Deux accords nous paraissent plus positifs du point de vue ou nous nous sommes placés. L’accord de Pharmachim, tout d’abord, appelle clairement de ses vœ ux les cadres à progresser sur la voie d’une adaptation de leurs nouveaux horaires à la charge de travail :

" L’horaire réel de travail du personnel d’encadrement, récupérations incluses, doit être aussi proche que possible de l’horaire conventionnel. Diverses voies ont été évoquées lors des négociations : privilégier l’organisation du travail par la prise régulière de JARTT ("s’habituer à travailler autrement") ; favoriser la délégation ; réaliser des embauches ; en fonction de la durée prévisible de la réunion, s’interdire de fixer des rendez-vous et des réunions après 17 heures pour le personnel à la journée ou 2 heures avant la fin du poste pour le personnel posté ; mettre en œuvre des "bonnes pratiques de réunion" (respect des horaires, préparation, utilisation des moyens de communication à disposition...)". Certes, le renvoi des cadres à leur

propre responsabilité dans l’organisation du changement de la norme temporelle de travail a l’avantage ici d’être explicite et non plus, comme dans les accords précédents, en filigrane des discours.
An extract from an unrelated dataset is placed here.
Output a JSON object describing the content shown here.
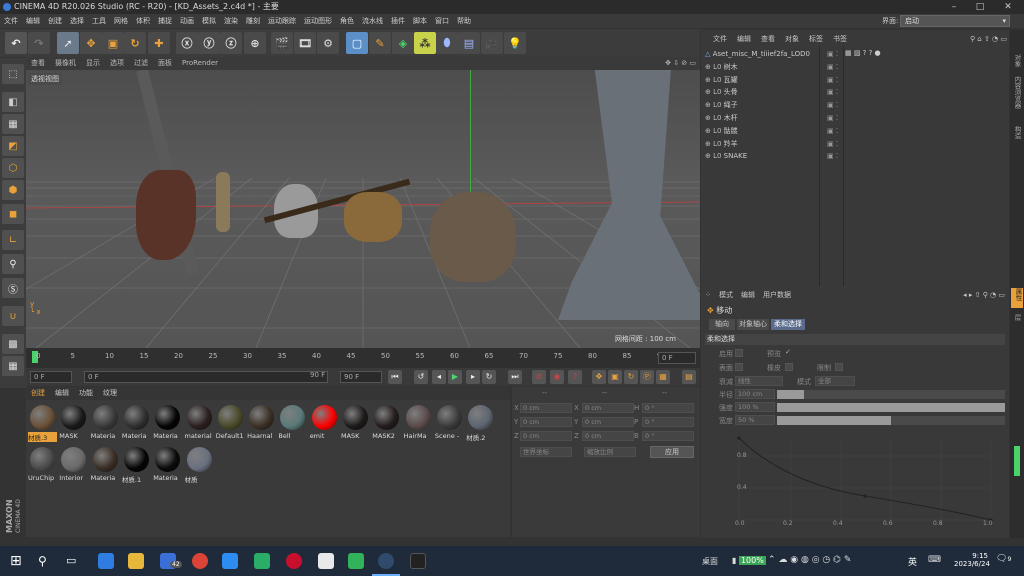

Toutefois, certaines préconisations, notamment celles associant embauches et délégation, ouvrent une voie d’adaptation intéressante du temps de travail à l’activité.

La société Expersoc va beaucoup plus loin dans cette voie, mais en utilisant des méthodes très différentes. Ici, l’activité du cadre est directement liée à la charge de travail

objective qu’il doit supporter pour "mériter" son salaire. Des gains d’organisation sont évidemment toujours possibles, qu’ils interviennent dans la pratique du travail individuel ou dans le fonctionnement du travail collectif du cabinet. Toutefois, sachant que la durée moyenne du travail, avant accord, avoisinait 45 heures, ramener le temps de travail à une durée proche de 35 heures, toutes choses égales par ailleurs, aurait théoriquement nécessité une réduction de la charge de travail équivalente à la RTT, soit de 22%. Les partenaires sociaux ont précisément négocié sur la charge de travail : "il est en effet apparu nécessaire aux parties signataires :

d’améliorer les conditions et la charge du travail des cadres opérationnels ; de réorganiser en profondeur le cabinet, notamment par le temps de travail, afin d’améliorer ses prestations et de favoriser la croissance de ses activités". La négociation a débouché sur une réduction

substantielle des objectifs individuels de production : "la direction s’engage à tenir compte

de cette réduction de 10% du temps de travail dans la fixation des objectifs individuels, (actuellement 195 jours par an, facturés ou valorisés comme tels par le supérieur hiérarchique, pour un cadre opérationnel à temps plein). Ces objectifs seront réduits dans les proportions et selon le calendrier ci-dessous pour tenir compte des changements liés à la mise en oeuvre de la réduction du temps de travail et pour donner les meilleures conditions de réussite et d’intégration des nouveaux embauchés (base 195 jours par an) :

1997 : moins 12% prorata temporis à compter de l’entrée en vigueur de la nouvelle durée annuelle du travail et à condition qu’elle soit effective avant le 15 avril 1997 ;

1998 : moins 11%

1999 et après : moins 10%".

A notre connaissance, peu d’accords d’entreprise ont tendu à viser d’aussi près le facteur constitutif le plus déterminant du temps de travail des personnels d’encadrement ; il est vrai aussi que l’on se trouve ici dans une sorte système de production à la tâche qui permet d’établir un rapprochement tout a fait direct et probant entre le temps passé (et payé) et la valeur d’échange du produit sur le marché. Il s’agit donc d’une exception.